Васко наблюдал за стариками и за детьми рассеянно, оставаясь только зрителем. Но однажды его внимание привлек мальчишка — худенький, кожа да кости, на бледном лице — глаза-угольки. Мальчишка приходил в сквер, чтобы подружиться с остальными, но дети с презрением отталкивали его и дразнили «голодранцем», наверное, из-за выцветшей голубой блузы, которая, без сомнения, была с плеча взрослого мужчины. «Голодранец! Голодранец!» кричали они с бессмысленной жестокостью. Его прогоняли, но он тут же являлся вновь и бегал, воображая, будто и он участвует в игре, иногда, правда, ему разрешали заменить кого-нибудь из опоздавших, тогда он быстро стаскивал блузу, хохотал по любому поводу, подчинялся каждому приказанию, не обращал внимания на обиды, пока из переулка не доносился крик, заставлявший его замереть на месте: «Кто тебе разрешил бездельничать?» Должно быть, кричала мать или бабка. Игра на мгновение прекращалась. Он поднимал блузу с влажной травы. Старики вновь задремывали. И по-прежнему доносился издалека невнятный уличный шум.

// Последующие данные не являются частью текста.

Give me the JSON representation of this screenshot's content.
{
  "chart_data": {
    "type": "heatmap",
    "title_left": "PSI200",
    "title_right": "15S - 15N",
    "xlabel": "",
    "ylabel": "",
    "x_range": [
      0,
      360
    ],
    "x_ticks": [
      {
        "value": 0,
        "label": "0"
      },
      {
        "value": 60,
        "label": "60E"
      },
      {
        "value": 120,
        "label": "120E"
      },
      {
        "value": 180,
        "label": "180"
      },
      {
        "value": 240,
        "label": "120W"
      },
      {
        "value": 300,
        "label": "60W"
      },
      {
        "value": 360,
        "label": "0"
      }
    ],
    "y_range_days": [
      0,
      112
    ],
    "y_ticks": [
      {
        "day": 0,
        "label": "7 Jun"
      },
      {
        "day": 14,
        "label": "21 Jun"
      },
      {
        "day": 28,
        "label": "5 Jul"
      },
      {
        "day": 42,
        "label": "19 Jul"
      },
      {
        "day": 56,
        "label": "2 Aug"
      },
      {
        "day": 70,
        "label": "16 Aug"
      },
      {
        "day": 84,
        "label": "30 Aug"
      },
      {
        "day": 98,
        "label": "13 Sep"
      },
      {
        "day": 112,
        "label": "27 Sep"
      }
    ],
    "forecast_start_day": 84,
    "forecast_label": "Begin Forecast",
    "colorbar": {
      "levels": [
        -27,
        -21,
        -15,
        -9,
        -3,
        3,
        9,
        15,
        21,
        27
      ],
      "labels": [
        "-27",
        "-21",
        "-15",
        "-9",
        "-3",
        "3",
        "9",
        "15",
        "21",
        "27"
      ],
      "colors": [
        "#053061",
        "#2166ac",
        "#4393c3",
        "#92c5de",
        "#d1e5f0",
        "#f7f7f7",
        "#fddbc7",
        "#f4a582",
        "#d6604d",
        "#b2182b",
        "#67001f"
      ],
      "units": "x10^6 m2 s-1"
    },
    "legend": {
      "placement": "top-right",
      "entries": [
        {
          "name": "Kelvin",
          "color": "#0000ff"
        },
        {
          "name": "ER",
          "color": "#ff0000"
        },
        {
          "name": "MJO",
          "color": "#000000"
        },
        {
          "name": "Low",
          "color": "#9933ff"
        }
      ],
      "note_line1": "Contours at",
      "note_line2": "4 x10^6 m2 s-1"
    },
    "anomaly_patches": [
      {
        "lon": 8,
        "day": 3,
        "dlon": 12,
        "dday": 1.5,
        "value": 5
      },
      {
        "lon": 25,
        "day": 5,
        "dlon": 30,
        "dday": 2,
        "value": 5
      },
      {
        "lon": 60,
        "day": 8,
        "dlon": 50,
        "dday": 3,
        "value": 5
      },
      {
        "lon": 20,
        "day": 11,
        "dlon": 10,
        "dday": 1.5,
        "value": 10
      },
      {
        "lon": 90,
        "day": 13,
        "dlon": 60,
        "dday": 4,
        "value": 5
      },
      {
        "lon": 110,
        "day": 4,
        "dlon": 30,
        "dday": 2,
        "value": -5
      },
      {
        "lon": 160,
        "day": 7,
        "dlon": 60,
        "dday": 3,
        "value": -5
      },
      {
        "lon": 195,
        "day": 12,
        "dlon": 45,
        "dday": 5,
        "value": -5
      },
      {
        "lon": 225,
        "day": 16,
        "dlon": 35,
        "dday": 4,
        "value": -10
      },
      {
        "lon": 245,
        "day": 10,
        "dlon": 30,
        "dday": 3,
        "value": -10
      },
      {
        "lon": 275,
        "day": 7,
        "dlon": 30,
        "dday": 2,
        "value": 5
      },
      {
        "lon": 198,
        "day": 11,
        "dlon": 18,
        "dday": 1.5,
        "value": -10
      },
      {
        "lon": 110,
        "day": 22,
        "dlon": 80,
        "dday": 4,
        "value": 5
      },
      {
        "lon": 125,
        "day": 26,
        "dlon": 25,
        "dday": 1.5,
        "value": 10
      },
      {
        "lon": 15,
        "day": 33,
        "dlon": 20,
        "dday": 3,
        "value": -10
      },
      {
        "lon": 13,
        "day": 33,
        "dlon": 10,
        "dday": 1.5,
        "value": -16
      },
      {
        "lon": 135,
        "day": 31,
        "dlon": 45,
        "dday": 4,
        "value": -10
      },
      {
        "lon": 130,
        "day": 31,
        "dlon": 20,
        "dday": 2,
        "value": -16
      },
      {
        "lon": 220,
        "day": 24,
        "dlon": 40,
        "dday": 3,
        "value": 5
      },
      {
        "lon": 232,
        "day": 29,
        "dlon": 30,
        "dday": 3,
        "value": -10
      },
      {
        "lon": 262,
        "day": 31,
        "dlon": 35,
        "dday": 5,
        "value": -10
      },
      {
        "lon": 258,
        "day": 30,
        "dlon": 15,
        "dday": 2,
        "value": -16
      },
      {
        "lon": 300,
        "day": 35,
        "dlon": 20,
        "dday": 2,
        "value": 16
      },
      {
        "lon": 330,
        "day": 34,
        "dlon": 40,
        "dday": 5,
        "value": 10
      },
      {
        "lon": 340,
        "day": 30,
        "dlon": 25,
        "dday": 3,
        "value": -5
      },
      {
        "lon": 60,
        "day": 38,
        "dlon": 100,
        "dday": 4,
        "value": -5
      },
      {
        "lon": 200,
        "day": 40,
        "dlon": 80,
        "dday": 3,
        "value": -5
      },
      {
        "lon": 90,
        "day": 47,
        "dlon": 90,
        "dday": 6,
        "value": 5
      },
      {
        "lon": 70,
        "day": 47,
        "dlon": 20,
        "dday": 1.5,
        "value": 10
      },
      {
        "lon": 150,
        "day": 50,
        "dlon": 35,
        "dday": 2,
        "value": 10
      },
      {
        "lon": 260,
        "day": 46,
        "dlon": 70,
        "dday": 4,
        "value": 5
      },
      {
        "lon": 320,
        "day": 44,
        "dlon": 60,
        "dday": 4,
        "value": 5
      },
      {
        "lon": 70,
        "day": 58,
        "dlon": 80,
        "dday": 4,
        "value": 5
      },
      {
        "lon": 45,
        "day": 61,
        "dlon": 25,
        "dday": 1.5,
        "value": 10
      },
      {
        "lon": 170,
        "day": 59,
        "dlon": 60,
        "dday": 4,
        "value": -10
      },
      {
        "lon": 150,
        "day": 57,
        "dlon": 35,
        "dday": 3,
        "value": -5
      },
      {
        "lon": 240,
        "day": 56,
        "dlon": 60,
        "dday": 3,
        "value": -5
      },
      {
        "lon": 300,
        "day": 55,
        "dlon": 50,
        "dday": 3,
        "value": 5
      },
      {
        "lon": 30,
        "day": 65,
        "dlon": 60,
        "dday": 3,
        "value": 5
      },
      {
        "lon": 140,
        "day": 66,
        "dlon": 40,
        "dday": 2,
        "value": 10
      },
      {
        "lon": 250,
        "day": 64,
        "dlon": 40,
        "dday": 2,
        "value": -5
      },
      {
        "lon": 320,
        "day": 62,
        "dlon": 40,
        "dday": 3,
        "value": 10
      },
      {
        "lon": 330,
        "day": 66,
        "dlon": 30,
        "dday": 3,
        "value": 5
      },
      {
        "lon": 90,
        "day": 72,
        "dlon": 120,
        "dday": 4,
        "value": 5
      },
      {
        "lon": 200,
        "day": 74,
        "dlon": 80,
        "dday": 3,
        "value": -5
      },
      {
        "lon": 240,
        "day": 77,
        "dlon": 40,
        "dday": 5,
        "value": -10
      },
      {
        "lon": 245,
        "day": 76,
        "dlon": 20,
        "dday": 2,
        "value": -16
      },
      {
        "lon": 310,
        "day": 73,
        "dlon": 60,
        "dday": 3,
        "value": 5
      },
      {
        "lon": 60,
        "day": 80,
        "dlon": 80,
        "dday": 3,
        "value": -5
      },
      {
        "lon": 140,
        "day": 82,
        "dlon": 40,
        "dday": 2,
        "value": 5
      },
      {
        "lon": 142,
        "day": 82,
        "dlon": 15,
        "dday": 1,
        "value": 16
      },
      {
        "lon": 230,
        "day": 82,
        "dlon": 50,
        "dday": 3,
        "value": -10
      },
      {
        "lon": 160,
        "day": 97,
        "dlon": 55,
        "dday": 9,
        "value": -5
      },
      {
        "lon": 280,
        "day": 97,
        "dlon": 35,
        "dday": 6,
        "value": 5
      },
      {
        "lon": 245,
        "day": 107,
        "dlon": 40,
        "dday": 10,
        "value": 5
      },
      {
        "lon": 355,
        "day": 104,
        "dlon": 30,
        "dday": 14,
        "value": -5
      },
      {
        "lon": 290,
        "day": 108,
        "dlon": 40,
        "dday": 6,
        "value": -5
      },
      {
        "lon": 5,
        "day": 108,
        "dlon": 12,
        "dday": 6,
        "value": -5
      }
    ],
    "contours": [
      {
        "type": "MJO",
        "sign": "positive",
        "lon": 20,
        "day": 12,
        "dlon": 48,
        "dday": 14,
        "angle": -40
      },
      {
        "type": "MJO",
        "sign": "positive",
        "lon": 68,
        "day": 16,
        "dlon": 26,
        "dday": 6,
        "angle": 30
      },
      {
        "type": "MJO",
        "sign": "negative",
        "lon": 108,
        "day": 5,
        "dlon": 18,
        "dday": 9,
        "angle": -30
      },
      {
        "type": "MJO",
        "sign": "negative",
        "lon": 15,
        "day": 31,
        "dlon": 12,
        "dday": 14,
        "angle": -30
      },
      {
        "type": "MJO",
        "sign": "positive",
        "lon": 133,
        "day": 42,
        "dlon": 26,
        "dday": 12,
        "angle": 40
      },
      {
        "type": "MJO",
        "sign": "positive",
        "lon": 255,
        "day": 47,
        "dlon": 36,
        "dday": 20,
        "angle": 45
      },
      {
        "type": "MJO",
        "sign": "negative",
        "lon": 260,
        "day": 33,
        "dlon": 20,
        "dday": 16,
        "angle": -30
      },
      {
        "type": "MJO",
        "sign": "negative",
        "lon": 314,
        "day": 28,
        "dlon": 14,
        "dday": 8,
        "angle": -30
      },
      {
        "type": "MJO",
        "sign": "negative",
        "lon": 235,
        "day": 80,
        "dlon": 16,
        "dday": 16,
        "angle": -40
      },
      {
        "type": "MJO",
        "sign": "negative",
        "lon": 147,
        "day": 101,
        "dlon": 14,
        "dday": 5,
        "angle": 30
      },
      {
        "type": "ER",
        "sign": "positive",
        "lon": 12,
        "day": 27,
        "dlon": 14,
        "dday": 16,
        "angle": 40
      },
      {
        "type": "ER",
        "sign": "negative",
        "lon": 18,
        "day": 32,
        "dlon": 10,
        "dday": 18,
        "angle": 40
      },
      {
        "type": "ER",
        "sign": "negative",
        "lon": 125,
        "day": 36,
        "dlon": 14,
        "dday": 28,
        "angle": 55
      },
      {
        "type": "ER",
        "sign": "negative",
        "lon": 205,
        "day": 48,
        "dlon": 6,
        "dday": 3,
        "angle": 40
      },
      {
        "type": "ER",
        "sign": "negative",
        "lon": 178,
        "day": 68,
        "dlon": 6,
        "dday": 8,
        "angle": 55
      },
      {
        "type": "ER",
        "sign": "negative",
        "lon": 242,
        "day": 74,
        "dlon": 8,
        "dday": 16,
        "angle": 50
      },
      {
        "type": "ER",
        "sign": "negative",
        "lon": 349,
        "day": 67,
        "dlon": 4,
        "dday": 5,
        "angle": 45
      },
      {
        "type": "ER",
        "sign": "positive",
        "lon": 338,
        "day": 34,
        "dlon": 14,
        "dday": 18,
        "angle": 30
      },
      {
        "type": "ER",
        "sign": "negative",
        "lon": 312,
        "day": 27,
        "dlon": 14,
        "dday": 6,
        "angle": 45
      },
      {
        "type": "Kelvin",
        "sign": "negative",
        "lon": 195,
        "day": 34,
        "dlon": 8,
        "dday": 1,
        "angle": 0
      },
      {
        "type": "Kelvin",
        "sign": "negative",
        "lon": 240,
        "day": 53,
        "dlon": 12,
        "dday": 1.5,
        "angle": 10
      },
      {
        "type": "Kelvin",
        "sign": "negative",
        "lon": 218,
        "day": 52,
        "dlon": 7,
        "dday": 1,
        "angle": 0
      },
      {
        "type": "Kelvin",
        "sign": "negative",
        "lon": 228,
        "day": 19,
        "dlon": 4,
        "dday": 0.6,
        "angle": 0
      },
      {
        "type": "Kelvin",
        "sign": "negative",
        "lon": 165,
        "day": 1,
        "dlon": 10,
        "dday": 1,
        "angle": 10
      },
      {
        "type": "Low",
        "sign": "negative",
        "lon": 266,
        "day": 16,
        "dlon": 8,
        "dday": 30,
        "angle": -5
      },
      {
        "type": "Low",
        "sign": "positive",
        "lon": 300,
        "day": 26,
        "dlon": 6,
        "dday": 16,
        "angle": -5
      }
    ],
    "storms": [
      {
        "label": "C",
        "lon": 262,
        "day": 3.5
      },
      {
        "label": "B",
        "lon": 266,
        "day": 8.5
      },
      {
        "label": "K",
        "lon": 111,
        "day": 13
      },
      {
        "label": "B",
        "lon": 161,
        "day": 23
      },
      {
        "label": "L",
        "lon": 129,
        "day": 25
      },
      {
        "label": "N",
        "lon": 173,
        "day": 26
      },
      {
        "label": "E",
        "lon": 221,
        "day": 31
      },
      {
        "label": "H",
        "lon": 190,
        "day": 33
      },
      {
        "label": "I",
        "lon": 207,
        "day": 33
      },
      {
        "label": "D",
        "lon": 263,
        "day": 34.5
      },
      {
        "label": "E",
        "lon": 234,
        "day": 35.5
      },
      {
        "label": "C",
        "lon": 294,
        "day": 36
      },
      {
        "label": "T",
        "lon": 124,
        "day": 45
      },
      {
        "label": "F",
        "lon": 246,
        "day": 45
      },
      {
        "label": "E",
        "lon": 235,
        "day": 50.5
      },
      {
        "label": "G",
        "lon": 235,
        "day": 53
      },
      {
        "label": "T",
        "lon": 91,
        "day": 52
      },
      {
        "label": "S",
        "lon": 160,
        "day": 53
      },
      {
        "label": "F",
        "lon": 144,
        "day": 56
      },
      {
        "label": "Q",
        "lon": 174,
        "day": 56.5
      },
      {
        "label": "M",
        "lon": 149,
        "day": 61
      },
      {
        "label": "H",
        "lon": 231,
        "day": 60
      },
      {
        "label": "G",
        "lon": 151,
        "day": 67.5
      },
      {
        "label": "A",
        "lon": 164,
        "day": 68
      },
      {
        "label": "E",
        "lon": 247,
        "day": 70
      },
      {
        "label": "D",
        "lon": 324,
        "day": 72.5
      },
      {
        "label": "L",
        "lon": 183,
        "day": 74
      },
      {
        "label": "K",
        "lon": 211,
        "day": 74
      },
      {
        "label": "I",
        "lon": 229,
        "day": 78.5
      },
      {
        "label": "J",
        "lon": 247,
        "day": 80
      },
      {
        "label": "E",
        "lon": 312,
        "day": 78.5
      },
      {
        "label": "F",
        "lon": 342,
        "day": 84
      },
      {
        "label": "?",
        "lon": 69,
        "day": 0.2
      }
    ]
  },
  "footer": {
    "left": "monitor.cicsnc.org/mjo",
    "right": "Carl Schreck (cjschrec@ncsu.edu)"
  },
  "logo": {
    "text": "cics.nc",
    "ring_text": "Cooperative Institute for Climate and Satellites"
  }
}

Но пора в мастерскую, раз уж встреча должна состояться. Входили в студию через дверь, ведущую на голубятню, страдавшую от дурного соседства кабаре, и, миновав коридор, вернее, галерею, где холод пробирал до костей, как в подземелье, попадали в застекленный внутренний дворик. Этот дворик и служил мастерской. По вечерам здесь была слышна музыка — репетировал оркестр кабаре, сначала оркестранты после бессонной ночи играли вяло, но постепенно ритм ускорялся, становясь все неистовее, и наконец в еще пустом зало мелодия бушевала точно одержимая.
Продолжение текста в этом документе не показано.